Metropolitan police’s ‘kettling’ tactic challenged in European court


Riot police mistoriginally published: 19th July 2009

The Metropolitan police’s controversial tactic of containing large numbers of protesters against their will, known as “kettling”, will be challenged in a case lodged tomorrow with the European Court of Human Rights that claims the practice is a fundamental breach of liberty.

The case is being brought by Lois Austin, one of about 3,000 anti-globalisation demonstrators corralled by police at Oxford Circus in May 2001, the first major protest where the tactic was used. Protesters were held there for several hours without access to water or toilet facilities and Austin, a peaceful demonstrator, was prevented from collecting her 11-month old baby from a creche.

The Met used the tactic extensively at April’s G20 demonstrations in the City of London, placing tight cordons around protesters who gathered at the Bank of England and in nearby Bishopsgate.
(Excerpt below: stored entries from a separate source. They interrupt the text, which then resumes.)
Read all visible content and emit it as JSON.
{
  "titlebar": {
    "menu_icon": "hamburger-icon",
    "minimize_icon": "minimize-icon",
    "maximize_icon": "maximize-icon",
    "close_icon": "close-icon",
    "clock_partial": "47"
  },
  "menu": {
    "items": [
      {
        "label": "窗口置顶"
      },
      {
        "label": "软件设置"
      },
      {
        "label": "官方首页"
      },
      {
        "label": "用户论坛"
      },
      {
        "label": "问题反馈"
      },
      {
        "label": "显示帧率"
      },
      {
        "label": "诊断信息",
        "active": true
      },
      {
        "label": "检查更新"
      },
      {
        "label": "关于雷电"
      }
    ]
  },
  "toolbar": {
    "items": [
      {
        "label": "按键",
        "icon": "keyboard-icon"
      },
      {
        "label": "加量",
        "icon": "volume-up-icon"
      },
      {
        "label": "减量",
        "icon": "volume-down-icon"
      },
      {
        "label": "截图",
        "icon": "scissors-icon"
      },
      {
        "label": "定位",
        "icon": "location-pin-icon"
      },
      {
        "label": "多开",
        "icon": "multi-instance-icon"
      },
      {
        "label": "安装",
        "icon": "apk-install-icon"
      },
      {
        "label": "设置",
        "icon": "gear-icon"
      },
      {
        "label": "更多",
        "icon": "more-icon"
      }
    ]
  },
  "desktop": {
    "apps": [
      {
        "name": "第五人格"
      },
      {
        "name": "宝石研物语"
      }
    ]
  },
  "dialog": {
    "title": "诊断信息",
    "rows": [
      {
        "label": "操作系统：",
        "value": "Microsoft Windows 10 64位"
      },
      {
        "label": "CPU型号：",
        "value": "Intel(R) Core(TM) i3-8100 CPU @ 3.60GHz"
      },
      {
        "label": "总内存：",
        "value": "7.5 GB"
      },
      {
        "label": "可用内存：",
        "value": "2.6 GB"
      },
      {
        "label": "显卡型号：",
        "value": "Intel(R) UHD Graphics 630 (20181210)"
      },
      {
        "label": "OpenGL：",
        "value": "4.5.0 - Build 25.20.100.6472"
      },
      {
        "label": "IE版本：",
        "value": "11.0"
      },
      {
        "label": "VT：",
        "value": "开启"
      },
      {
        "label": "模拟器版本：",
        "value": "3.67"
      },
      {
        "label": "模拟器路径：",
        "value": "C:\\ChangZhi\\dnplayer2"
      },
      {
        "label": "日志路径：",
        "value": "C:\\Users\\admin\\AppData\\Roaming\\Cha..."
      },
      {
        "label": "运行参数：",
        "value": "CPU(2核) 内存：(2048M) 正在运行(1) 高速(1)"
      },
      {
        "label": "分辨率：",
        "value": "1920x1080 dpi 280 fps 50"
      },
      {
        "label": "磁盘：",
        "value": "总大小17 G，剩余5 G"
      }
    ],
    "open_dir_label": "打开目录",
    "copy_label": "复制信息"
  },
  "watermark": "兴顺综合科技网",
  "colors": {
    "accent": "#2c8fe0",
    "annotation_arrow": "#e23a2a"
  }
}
Austin, 40, an administrator from London, has fought an eight-year legal battle against the Met, seeking compensation for what she claims was her unlawful imprisonment. In January, the law lords ruled that the Met had been acting lawfully in containing Austin and other peaceful protests because doing so was necessary to control some elements within the crowd who were committing violence.

The law lords said theirs was a “pragmatic approach” that took into account the reason police decided to contain the demonstrators. However, for containment to be lawful, they ruled police must use the tactic in good faith, proportionately and for no longer than is necessary.